I think it's when people mature or they get older, there's usually a confidence that grows within them, and that usually manifests in just carrying yourself a little straighter and owning your presence a little bit more. That's what I was trying to play with.

You even look at films of women who are much, much older -– Emmanuelle Riva or someone like that – and people still stay young inside. Our bodies betray us, but at 50, Claire's not there yet. She may have a creaky knee once or twice, but you're not in a territory where your body really breaks down. Yeah, it was more about how she carries herself.

Interesting, too, is that spirit that she has -– you've got to modify it given her circumstances, age and the era that she's in, but that's always there in some form. Tell me a little bit about playing that.

Well, Claire is a feisty, ballsy woman and she's formidable. I love that about her. But one of the key things to her as well, that we've seen in Season's One and Two, is that she's also very sexually liberated, and she's also very free. She feels very elemental, like of the earth, to me; but when we meet her in Season Three, that's the thing that I tried to put to the side.

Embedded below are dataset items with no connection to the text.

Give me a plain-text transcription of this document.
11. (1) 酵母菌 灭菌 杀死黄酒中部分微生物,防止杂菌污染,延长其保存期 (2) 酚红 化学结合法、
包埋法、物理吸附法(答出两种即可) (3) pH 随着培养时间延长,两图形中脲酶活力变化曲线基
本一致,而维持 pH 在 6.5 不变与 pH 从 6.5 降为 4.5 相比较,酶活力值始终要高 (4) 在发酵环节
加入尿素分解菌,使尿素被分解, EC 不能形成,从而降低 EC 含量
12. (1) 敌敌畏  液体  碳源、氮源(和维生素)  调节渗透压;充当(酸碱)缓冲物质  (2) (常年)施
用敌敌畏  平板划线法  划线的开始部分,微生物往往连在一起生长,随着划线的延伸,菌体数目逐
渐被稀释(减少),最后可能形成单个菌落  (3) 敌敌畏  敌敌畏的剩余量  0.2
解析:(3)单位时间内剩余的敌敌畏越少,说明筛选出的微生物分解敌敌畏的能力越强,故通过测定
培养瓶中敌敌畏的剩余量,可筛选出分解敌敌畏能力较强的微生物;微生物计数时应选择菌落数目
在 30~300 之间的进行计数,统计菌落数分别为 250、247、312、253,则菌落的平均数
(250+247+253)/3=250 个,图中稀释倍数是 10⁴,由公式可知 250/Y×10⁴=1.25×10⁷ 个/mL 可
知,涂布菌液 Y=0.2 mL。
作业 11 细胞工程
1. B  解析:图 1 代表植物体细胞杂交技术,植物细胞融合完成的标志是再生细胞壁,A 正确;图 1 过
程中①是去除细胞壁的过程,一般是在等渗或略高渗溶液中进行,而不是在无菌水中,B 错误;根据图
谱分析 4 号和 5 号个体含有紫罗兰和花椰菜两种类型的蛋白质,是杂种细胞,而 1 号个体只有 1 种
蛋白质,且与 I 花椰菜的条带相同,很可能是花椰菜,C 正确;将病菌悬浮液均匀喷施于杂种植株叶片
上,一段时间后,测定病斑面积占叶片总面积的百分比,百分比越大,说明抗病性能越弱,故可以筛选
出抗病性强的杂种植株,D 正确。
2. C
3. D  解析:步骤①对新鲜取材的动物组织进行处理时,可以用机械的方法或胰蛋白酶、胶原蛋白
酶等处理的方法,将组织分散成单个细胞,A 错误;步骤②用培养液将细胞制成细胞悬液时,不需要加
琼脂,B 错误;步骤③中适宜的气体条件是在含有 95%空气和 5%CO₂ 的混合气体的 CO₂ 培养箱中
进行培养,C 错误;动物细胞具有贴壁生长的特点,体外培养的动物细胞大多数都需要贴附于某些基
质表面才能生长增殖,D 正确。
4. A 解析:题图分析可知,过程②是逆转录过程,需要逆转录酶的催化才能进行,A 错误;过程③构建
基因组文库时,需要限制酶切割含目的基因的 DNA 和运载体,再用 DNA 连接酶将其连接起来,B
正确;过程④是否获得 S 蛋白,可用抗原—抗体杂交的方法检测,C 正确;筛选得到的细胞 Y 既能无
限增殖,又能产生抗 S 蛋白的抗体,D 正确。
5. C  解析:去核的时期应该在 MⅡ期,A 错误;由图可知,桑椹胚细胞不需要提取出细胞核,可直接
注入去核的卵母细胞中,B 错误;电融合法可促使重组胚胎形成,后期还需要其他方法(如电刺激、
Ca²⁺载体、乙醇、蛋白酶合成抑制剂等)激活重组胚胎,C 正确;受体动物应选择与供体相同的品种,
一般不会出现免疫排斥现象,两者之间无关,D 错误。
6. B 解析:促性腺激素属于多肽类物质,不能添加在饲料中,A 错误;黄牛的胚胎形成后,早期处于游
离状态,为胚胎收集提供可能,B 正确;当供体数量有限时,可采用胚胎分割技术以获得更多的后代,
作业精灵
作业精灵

It manifests differently within her. She still gets on with her life and makes it a success, but there's just this rigidity -- not necessarily a rigidness to her, but there's a brittleness that you don't see previous. I hope that maybe you'll be able to see that loosen up after she reunites with Jamie again.

Tell me about evolving Claire as a mother.

It was nice to play those scenes. I think motherhood for Claire is so fraught with complications. Obviously, that's not the ideal way she wanted to raise her daughter. She would have much rather raised her with Jamie and all of that, but she takes so much joy in Brianna. But when you keep secrets, then you create a barrier and you create distance.

Unfortunately, because she had to keep this secret from Brianna for so long, there's a tension in their relationship. It doesn't mean that she loves her any less, or any of those things. It's nice to see later on, when Sophie [Skelton] and I got to do the rest of the Claire and Brianna scenes, where -- now that they know the truth -- it's not plain sailing but the begin to be able to dismantle those barriers and have a more honest relationship.
Can you talk about working with Tobias Menzies now more as Frank than as Jack? That's quite a shift.

I think it's so interesting to watch him play Black Jack and to watch that darkness. But, Claire and Frank, I always love playing those scenes. I love working with Tobias. I think he brings such depth to his characters.

Frank could be such a boring, stuffy old guy, but he makes him charming and he makes him sweet and you feel for him. It's heartbreaking that here's a man who only wants to be loved by his wife and that's something she's not able to give him.

Is there quite a big separation of time that you and Sam weren't working together?

Not really. Because we filmed [episodes] one and three together, and then two and eight, so there were a couple of weeks where we didn't see each other but we'd pass each other in the corridors. We'd do tag team of who gets to go on set and do the heavy lifting.

Was there ever talk about keeping you two apart for a long time so that the separation would perhaps inhabit your performance a little bit?

I think initially, of course, the writers, the producers and everyone would have preferred to film chronologically but it was due to another actor's availability that we had to pull something up. So, you know, this is what happens in the land of TV!